Verhalten Sie sich anders, wenn die Aufnahme läuft?
Interessant finde ich dabei immer wieder, dass in dieser bewussten Aufnahmesituation unser Reden und Denken eben nicht vorsichtiger wird, abgewogener oder weniger riskant. Nein, ganz im Gegenteil, da öffnen wir erst alle Schleusen, es ist eine Art Bühne, ein Kunstraum, da geht dann eigentlich alles. So ein Gespräch dauert zumeist eineinhalb bis zwei Stunden, alle paar Wochen treffen wir uns für ein paar Tage und nehmen drei oder vier davon auf. Diese werden dann transkribiert und erst einmal zur Seite gelegt. Die eigentliche Arbeit beginnt viel später, nämlich dann, wenn wir beide das Gefühl haben, dass wieder ein Zyklus zu seinem Ende gelangt ist, den diese neuen Gespräche abbilden. Dann beginnt die Überarbeitung. Ein monatelanges Mail-Pingpong: wegschmeißen, umschreiben, neuschreiben. Herrlich.
Haben Sie bei Ihren gemeinsamen Auftritten ein Konzept?
Mindestens eins, na klar. Und nicht immer beide zugleich dasselbe, da wird es dann besonders interessant (lacht). Wir haben eine Partitur, die sich mit jedem Auftritt verfeinert. Die Buchkapitel werden auf Liveversionen zusammengestrichen, das ist ein Vorgang, den man nicht simulieren kann, man muss sich das Abend für Abend immer weiter erarbeiten. Und so lernt man auf einer solchen Tournee das eigene Buch selbst nochmal neu kennen. Wir ändern das Programm jeden Abend etwas ab, damit wir selbst aufmerksam bleiben. Da tun ein paar Stolpersteine und neue Risiken immer gut. Neue Fehler machen – denn erst im Umgang mit diesen Fehlern entsteht die Unmittelbarkeit, die solche Auftritte ausmacht.
Ist es auf der Bühne schwerer, sich frei zu unterhalten?

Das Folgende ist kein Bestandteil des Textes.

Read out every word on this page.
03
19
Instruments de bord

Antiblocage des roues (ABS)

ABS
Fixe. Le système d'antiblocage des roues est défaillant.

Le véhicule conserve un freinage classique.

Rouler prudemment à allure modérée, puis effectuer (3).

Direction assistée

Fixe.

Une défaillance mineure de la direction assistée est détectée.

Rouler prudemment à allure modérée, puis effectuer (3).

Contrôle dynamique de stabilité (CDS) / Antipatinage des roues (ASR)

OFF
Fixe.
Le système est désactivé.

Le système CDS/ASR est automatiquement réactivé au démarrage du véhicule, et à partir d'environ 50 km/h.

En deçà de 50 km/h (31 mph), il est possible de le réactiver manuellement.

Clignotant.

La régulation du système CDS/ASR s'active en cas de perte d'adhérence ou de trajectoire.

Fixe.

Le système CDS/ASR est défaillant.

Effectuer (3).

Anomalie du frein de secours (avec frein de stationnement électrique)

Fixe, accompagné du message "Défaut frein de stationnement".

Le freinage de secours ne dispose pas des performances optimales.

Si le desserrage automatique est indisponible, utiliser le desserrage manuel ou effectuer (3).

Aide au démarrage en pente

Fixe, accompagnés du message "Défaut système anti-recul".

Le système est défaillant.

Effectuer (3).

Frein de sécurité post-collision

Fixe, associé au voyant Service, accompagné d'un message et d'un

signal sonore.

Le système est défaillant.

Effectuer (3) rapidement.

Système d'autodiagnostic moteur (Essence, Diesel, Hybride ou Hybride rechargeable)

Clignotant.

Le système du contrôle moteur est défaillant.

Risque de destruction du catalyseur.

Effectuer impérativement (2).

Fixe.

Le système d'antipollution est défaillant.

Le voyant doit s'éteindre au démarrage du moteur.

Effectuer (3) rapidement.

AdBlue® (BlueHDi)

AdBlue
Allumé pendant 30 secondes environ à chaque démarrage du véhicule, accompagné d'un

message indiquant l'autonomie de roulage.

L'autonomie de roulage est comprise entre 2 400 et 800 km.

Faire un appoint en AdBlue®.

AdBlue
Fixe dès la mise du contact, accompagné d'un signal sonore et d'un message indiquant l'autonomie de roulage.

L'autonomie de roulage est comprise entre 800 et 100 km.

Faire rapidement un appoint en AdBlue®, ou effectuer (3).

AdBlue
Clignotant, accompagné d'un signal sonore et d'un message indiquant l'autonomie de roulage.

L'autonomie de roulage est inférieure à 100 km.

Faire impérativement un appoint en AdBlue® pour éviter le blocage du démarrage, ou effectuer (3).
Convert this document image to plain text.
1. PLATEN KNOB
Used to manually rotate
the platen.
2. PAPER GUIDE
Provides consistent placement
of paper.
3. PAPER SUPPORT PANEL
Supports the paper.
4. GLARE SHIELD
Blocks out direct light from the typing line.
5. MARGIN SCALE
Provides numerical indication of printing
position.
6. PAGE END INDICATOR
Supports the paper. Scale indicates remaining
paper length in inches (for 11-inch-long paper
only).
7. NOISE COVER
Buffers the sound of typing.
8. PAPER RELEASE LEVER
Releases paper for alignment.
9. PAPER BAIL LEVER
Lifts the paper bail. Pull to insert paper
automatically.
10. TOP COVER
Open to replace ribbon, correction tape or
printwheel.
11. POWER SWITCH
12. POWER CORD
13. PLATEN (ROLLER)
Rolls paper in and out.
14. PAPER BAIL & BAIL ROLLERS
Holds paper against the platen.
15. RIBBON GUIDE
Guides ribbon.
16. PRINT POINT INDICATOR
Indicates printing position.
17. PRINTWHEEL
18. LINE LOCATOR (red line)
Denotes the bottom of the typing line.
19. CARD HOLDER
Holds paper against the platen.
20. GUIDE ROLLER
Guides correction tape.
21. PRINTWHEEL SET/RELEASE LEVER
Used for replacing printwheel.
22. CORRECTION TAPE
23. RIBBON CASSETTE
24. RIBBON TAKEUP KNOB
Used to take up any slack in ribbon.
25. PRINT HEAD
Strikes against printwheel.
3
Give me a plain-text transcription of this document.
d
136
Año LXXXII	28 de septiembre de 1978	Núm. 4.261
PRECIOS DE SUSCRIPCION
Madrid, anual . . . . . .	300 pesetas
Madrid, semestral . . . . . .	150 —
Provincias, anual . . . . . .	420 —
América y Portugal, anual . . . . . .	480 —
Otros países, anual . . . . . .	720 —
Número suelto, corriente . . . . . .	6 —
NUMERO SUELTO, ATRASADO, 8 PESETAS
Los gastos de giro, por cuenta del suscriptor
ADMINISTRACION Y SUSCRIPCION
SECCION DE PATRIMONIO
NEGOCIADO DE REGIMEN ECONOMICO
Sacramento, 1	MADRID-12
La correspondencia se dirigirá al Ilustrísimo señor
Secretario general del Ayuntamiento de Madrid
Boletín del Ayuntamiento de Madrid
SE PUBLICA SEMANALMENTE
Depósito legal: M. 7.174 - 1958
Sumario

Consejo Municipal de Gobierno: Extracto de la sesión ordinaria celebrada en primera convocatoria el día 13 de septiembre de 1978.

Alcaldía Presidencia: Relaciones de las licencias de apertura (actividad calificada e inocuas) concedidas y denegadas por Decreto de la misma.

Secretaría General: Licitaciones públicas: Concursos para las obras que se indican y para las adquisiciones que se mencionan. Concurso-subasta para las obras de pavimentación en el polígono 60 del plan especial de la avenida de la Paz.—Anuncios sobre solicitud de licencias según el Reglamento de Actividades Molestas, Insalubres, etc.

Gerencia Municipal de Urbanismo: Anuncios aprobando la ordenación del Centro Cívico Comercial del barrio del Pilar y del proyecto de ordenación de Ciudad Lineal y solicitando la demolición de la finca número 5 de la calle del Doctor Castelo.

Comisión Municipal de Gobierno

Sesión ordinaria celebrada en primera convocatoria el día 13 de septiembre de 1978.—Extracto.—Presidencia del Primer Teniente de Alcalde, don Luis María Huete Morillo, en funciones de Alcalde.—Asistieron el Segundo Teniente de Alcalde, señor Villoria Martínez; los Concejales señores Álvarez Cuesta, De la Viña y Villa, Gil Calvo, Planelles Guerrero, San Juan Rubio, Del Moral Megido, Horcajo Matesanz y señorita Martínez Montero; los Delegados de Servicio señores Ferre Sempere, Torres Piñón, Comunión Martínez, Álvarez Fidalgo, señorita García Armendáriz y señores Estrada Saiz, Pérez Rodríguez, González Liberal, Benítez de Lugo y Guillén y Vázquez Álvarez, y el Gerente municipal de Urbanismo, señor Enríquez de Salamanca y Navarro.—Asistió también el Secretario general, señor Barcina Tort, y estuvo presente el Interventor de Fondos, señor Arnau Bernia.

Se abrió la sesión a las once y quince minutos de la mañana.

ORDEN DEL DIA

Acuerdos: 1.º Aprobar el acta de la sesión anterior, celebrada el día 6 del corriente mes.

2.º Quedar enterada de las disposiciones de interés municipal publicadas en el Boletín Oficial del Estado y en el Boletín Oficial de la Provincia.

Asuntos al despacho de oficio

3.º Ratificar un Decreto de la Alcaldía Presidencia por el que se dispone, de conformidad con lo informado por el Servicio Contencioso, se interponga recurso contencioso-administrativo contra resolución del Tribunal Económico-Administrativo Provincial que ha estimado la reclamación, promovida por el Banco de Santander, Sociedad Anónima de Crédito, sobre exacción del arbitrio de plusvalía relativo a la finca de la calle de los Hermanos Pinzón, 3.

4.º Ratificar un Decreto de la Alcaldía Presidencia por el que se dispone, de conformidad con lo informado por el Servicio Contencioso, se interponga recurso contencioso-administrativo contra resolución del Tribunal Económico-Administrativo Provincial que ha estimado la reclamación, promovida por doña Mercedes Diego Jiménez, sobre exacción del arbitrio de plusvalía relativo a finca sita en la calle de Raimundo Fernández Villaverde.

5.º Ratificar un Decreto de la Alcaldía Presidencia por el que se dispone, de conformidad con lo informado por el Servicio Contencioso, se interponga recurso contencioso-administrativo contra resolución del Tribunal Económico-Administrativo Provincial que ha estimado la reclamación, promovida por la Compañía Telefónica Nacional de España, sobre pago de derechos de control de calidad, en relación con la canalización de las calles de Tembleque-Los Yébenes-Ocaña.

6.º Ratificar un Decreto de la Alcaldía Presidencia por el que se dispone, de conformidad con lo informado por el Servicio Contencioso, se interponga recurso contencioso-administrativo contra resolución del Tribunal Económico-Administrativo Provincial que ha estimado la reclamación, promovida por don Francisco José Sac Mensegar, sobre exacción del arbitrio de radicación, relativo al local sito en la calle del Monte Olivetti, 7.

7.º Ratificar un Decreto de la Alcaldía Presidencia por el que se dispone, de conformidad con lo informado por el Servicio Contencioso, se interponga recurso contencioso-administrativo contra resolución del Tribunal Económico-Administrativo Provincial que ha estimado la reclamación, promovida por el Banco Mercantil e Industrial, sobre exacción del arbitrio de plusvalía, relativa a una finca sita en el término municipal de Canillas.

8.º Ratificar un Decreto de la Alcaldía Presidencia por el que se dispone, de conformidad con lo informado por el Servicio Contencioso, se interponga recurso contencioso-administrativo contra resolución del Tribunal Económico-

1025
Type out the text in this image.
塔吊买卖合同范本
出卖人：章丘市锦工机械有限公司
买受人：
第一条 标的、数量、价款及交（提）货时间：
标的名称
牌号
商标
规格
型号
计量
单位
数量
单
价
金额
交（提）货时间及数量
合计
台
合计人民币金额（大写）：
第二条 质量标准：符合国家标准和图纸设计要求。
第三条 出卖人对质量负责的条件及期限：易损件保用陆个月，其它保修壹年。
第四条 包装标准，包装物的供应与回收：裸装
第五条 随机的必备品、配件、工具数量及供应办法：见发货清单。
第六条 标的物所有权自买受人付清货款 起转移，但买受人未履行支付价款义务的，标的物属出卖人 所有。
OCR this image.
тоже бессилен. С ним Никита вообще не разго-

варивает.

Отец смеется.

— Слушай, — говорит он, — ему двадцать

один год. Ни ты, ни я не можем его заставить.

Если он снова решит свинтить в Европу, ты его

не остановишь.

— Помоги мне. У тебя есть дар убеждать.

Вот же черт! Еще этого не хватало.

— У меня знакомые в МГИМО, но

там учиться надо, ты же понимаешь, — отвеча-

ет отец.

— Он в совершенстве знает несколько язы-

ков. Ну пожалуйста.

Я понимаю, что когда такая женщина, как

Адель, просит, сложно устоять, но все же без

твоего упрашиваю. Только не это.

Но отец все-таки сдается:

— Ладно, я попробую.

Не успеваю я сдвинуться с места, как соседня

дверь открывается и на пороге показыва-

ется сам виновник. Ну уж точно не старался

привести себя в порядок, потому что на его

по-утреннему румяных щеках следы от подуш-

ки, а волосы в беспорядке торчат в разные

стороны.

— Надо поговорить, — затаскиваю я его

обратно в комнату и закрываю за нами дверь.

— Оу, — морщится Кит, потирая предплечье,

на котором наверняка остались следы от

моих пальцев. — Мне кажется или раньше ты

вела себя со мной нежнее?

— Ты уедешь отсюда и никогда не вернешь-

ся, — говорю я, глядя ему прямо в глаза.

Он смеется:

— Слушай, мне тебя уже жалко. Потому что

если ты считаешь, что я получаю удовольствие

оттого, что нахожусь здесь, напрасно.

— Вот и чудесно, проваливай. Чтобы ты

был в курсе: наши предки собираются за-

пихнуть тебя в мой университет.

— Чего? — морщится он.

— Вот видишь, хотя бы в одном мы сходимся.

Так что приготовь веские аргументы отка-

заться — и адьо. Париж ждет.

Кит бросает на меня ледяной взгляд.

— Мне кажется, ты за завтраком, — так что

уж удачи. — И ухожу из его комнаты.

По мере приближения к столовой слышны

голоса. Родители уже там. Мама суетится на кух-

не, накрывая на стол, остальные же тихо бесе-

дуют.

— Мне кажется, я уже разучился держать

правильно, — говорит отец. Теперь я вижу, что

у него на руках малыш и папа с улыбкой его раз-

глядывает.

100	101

Nichts auf der Bühne darf schwer sein, genau das ist ja, wenn man so will, das Schwierige daran. Glücklicherweise aber haben Martin und ich bei unseren gemeinsamen Auftritten festgestellt, dass wir mit Betreten einer Bühne automatisch Rollen einnehmen, indem wir die auffälligsten Unterschiede zwischen uns beiden und auch die Klischees, die uns anhaften, noch extra betonen. Wir treten dann jeweils als eine übersteigerte Version unserer selbst auf. Das dient der Komik. Das seltsame Paar, das ist immer gut. Da wir jetzt so darüber sprechen, fällt es mir auf: Am liebsten würde ich gleich heute Abend schon mit Martin auf einer Bühne sein. Die gehört erstaunlicherweise zu den wenigen Orten, an denen ich völlig angstfrei bin und mich generell sehr frei fühle. Nur das Leben zwischen den Auftritten ist immer so lästig (lacht).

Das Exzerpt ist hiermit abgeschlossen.